The real problem with TC is Optimizer Misalignment

I think we are then. When I talked about “costs” in the original post I meant the sum of every penalty that the optimizer uses ie Optimizer(p) = argmax_q( p.T q - costs(q) ). It is my contention that all of these costs should be subtracted from return including those for feature exposure, volatility exposure, factor exposure, trading cost, and whatever others the optimizer uses.

The tournament participants need to be more concerned about the penalties the optimizer uses (including the penalty for trading costs) if they are not subtracted from returns. Here is a proof of that:

A proof that an aligned objective is maximized when the input to the optimizer is the expected value of the target:

Suppose our target y is a probabilistic random variable with expected value ym. Our optimizer has costs C(q) and performs O(p) = argmax_q( p.T q – C(q) ). Our aligned objective is L(q,y) = y.T q – C(q)

Our expected aligned objective value with respect to the optimizer output is then:

Lm(q) = mean[ y.T q – C(q)]
= mean[ y.T q ] – C(q)
= mean[ y ].T q – C(q)
= ym.T q – C(q)

The optimizer output that maximizes the expected value of the objective is then:

argmax_q[Lm] = argmax_q[ ym.T q – C(q) ] = O(ym) ( by the definition of our optimizer function O(x) )

Thus I have shown that the expected value of an aligned objective is maximized when the output of the optimizer is that output that is produced when the input is the expected value of the target. My previous post already gave an example that demonstrates that this isn’t necessarily the case with an unaligned objective.

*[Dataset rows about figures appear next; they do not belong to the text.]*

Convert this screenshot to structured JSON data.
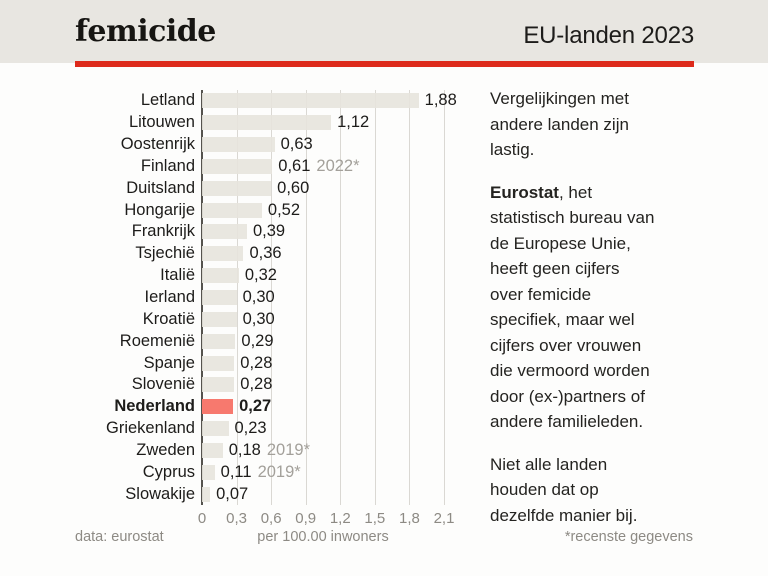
{
  "header": {
    "title": "femicide",
    "edition": "EU-landen 2023"
  },
  "accent": {
    "red": "#dd2a1b",
    "header_background": "#e8e6e1",
    "bar_color": "#e9e6df",
    "highlight_color": "#f7796e",
    "muted_text": "#8d8a84"
  },
  "chart_data": {
    "type": "bar",
    "orientation": "horizontal",
    "categories": [
      "Letland",
      "Litouwen",
      "Oostenrijk",
      "Finland",
      "Duitsland",
      "Hongarije",
      "Frankrijk",
      "Tsjechië",
      "Italië",
      "Ierland",
      "Kroatië",
      "Roemenië",
      "Spanje",
      "Slovenië",
      "Nederland",
      "Griekenland",
      "Zweden",
      "Cyprus",
      "Slowakije"
    ],
    "values": [
      1.88,
      1.12,
      0.63,
      0.61,
      0.6,
      0.52,
      0.39,
      0.36,
      0.32,
      0.3,
      0.3,
      0.29,
      0.28,
      0.28,
      0.27,
      0.23,
      0.18,
      0.11,
      0.07
    ],
    "value_labels": [
      "1,88",
      "1,12",
      "0,63",
      "0,61",
      "0,60",
      "0,52",
      "0,39",
      "0,36",
      "0,32",
      "0,30",
      "0,30",
      "0,29",
      "0,28",
      "0,28",
      "0,27",
      "0,23",
      "0,18",
      "0,11",
      "0,07"
    ],
    "notes": [
      "",
      "",
      "",
      "2022*",
      "",
      "",
      "",
      "",
      "",
      "",
      "",
      "",
      "",
      "",
      "",
      "",
      "2019*",
      "2019*",
      ""
    ],
    "highlight_index": 14,
    "highlight_category": "Nederland",
    "x_tick_labels": [
      "0",
      "0,3",
      "0,6",
      "0,9",
      "1,2",
      "1,5",
      "1,8",
      "2,1"
    ],
    "x_tick_values": [
      0,
      0.3,
      0.6,
      0.9,
      1.2,
      1.5,
      1.8,
      2.1
    ],
    "xlim": [
      0,
      2.1
    ],
    "grid": true,
    "legend": false,
    "xlabel": "per 100.00 inwoners",
    "source": "data: eurostat",
    "footnote": "*recenste gegevens"
  },
  "sidebar": {
    "para1": "Vergelijkingen met\nandere landen zijn\nlastig.",
    "para2_bold": "Eurostat",
    "para2_rest": ", het\nstatistisch bureau van\nde Europese Unie,\nheeft geen cijfers\nover femicide\nspecifiek, maar wel\ncijfers over vrouwen\ndie vermoord worden\ndoor (ex-)partners of\nandere familieleden.",
    "para3": "Niet alle landen\nhouden dat op\ndezelfde manier bij."
  }
}
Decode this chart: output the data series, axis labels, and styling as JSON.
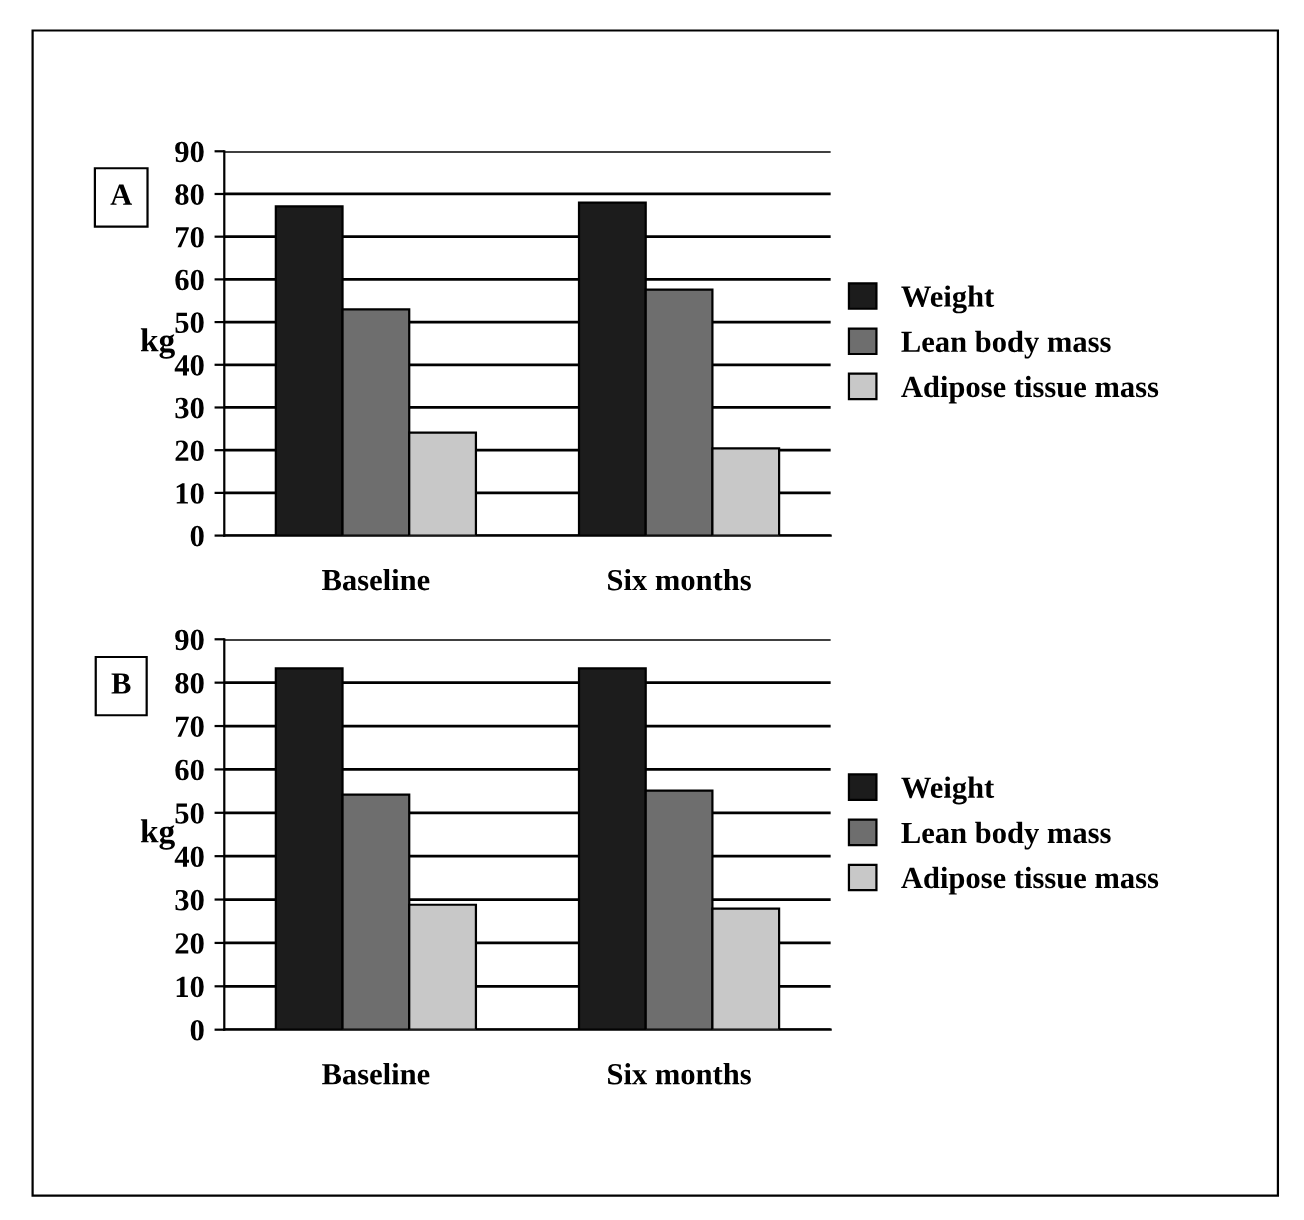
{
  "chart_data": [
    {
      "type": "bar",
      "title": "A",
      "ylabel": "kg",
      "categories": [
        "Baseline",
        "Six months"
      ],
      "series": [
        {
          "name": "Weight",
          "color": "#1c1c1c",
          "values": [
            77.1,
            78
          ]
        },
        {
          "name": "Lean body mass",
          "color": "#6e6e6e",
          "values": [
            53,
            57.6
          ]
        },
        {
          "name": "Adipose tissue mass",
          "color": "#c8c8c8",
          "values": [
            24.1,
            20.4
          ]
        }
      ],
      "ylim": [
        0,
        90
      ],
      "yticks": [
        0,
        10,
        20,
        30,
        40,
        50,
        60,
        70,
        80,
        90
      ],
      "grid": "y",
      "legend": "right"
    },
    {
      "type": "bar",
      "title": "B",
      "ylabel": "kg",
      "categories": [
        "Baseline",
        "Six months"
      ],
      "series": [
        {
          "name": "Weight",
          "color": "#1c1c1c",
          "values": [
            83.3,
            83.3
          ]
        },
        {
          "name": "Lean body mass",
          "color": "#6e6e6e",
          "values": [
            54.2,
            55.1
          ]
        },
        {
          "name": "Adipose tissue mass",
          "color": "#c8c8c8",
          "values": [
            28.8,
            27.9
          ]
        }
      ],
      "ylim": [
        0,
        90
      ],
      "yticks": [
        0,
        10,
        20,
        30,
        40,
        50,
        60,
        70,
        80,
        90
      ],
      "grid": "y",
      "legend": "right"
    }
  ]
}
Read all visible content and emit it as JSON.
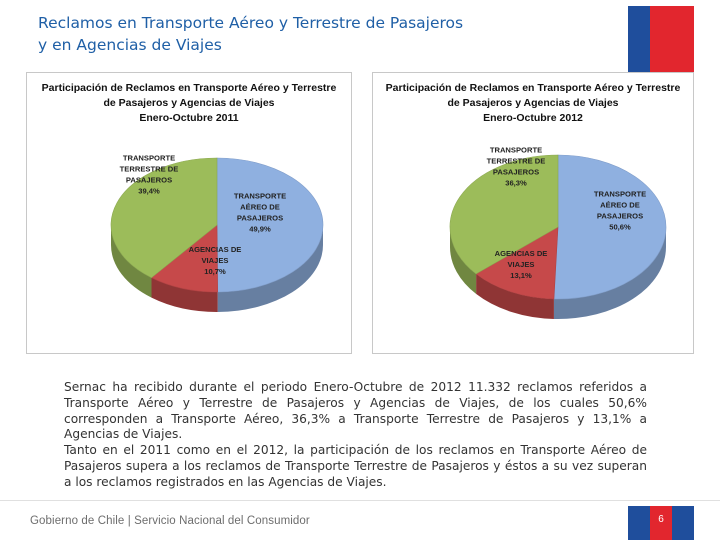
{
  "page": {
    "title_line1": "Reclamos en Transporte Aéreo y Terrestre de Pasajeros",
    "title_line2": "y en Agencias de Viajes",
    "body_p1": "Sernac ha recibido durante el periodo Enero-Octubre de 2012 11.332 reclamos referidos a Transporte Aéreo y Terrestre de Pasajeros y Agencias de Viajes, de los cuales  50,6% corresponden a Transporte Aéreo, 36,3% a Transporte Terrestre de Pasajeros y 13,1% a Agencias de Viajes.",
    "body_p2": "Tanto en el 2011 como en el 2012, la participación de los reclamos en Transporte Aéreo de Pasajeros supera a los reclamos de Transporte Terrestre de Pasajeros y éstos a su vez superan a los reclamos registrados en las Agencias de Viajes.",
    "footer_text": "Gobierno de Chile | Servicio Nacional del Consumidor",
    "page_number": "6"
  },
  "colors": {
    "title": "#1f5fa6",
    "aereo": "#8fb0e0",
    "terrestre": "#9cbc5a",
    "agencias": "#c6494a",
    "flag_blue": "#1f4e9c",
    "flag_red": "#e2262e"
  },
  "chart_data": [
    {
      "type": "pie",
      "title_lines": [
        "Participación de Reclamos en Transporte Aéreo y Terrestre",
        "de Pasajeros y Agencias de Viajes",
        "Enero-Octubre 2011"
      ],
      "slices": [
        {
          "label_lines": [
            "TRANSPORTE",
            "AÉREO DE",
            "PASAJEROS"
          ],
          "value_text": "49,9%",
          "value": 49.9,
          "color": "#8fb0e0"
        },
        {
          "label_lines": [
            "AGENCIAS DE",
            "VIAJES"
          ],
          "value_text": "10,7%",
          "value": 10.7,
          "color": "#c6494a"
        },
        {
          "label_lines": [
            "TRANSPORTE",
            "TERRESTRE DE",
            "PASAJEROS"
          ],
          "value_text": "39,4%",
          "value": 39.4,
          "color": "#9cbc5a"
        }
      ]
    },
    {
      "type": "pie",
      "title_lines": [
        "Participación de Reclamos en Transporte  Aéreo y Terrestre",
        "de Pasajeros y Agencias de Viajes",
        "Enero-Octubre 2012"
      ],
      "slices": [
        {
          "label_lines": [
            "TRANSPORTE",
            "AÉREO DE",
            "PASAJEROS"
          ],
          "value_text": "50,6%",
          "value": 50.6,
          "color": "#8fb0e0"
        },
        {
          "label_lines": [
            "AGENCIAS DE",
            "VIAJES"
          ],
          "value_text": "13,1%",
          "value": 13.1,
          "color": "#c6494a"
        },
        {
          "label_lines": [
            "TRANSPORTE",
            "TERRESTRE DE",
            "PASAJEROS"
          ],
          "value_text": "36,3%",
          "value": 36.3,
          "color": "#9cbc5a"
        }
      ]
    }
  ]
}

So when the objective is aligned with the optimizer, the incentive is to create a meta-model that is a good estimate of expected returns. When the optimizer is unaligned, the incentive is create a meta-model with properties that are dependent on the penalties in the optimizer.

Users have to worry about the penalties in the optimizer when they are not subtracted from returns.